Probability that Bernoulli p-parameter is greater than some value, given N samples?

[hansel]

Hello everybody,

I have the following question. Assume I observe N outcomes from a Bernoulli random variable with unknown success parameter p. Based on these outcomes (or samples), how likely is it that the real parameter p is larger (or smaller) than a given value eps (e.g., 1%)?

Any ideas how this can be done?

Thanks a lot,
Hansel

 

[BGM]

Re: Probability that Bernoulli p-parameter is greater than some value, given N sample

In frequentist settings the parameters. e.g. the proportion \( p \) in Bernoulli random variable, are deterministic constants. Therefore we are not interested in asking the probability that it is greater than a certain value, as it is either 1 or 0 (true or false). It will be much more natural to ask this in Bayesian setting.

And the question is different if you just want to do hypothesis testing with, say \( H_1: p > 1\% \)

 

[hansel]

Re: Probability that Bernoulli p-parameter is greater than some value, given N sample

Thanks a lot for the quick response! I was thinking about using confidence intervals of the Binomial distribution but this does not really help. In the Bayesian setting, how would I proceed. Do I need to assume a prior distribution on p? And for the hypothesis test, what is the way to go there?

 

[GretaGarbo]

Re: Probability that Bernoulli p-parameter is greater than some value, given N sample

how likely is it that the real parameter p is larger (or smaller) than a given value eps (e.g., 1%)?

I agree with what BGM said, but didn't the original poster simply ask for:

"what is the likelihood, given the observed data with say x successes out of N trials, for different values of the unknown parameter p"?

The usual thing is to calculate the maximum likelihood value for the parameter p, but you can also calculate a curve; one likelihood value for a number of values of p (given the observed x and N values).

Say if x is 3 and N is 100 (you have had 3 successes in 100 trials). Use the binomial distribution and calculate the probability for 3 out of 100 for many values of p. Say if you calculate the likelihood for 50 values of p between 0 and 5%. Then plot these likelihood values on the y-axis and p on x-axis. Then you will get a graph that is the most revealing I would say. You can also do "likelihood interval" (search the internet for it).

And you could also do a usual confidence interval.

But it is not meaningful to from the likelihood try to calculate the probability that p is larger than say 1%, since the likelihood does not sum to one. Such a reasoning would lead to the Bayesian thinking as BGM point out.

 

[JesperHP]

Re: Probability that Bernoulli p-parameter is greater than some value, given N sample

In the Bayesian setting, how would I proceed. Do I need to assume a prior distribution on p? And for the hypothesis test, what is the way to go there?

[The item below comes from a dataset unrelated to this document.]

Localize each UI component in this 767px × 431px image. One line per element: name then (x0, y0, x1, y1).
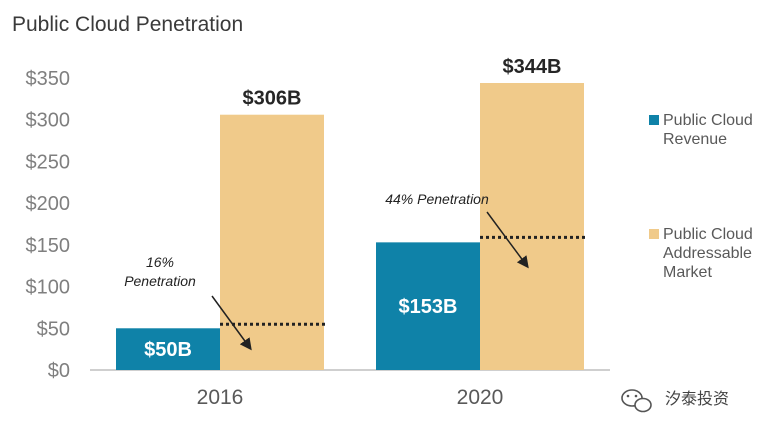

Yes you need to assume a prior.
The beta family of priors are the conjugate family for binomial observation, meaning that if the prior is beta so is the posterior. Hence it is easy to find the posterior without worrying about any integration, which is one reason to choose a prior from betafamily.

Specifically if the prior is beta(a,b) then the posterior is beta(a+y,b+n-y) where n is the number of observations and y is the number of successes.
Where \(g(p,a,b) \propto p^{a-1}(1-p)^{b-1}\)
If you have no prior knowledge about the value of p one option is to use a uniform prior which is the same as beta(1,1).
It is common to used the expectation of p with respect to the posterior distribution as an estimate of p, that is \(E[p\lvert y]\).
And having the distribution of p given the data you can calculate probabilities Pr(P < p) and construct credibilityintervals which is commonly used for a Bayesian analog to hypothesistesting.

 

[hansel]

Re: Probability that Bernoulli p-parameter is greater than some value, given N sample

Thanks both of you. :tup: I am rather familiar with Bayesian statistics so I should be able to do that.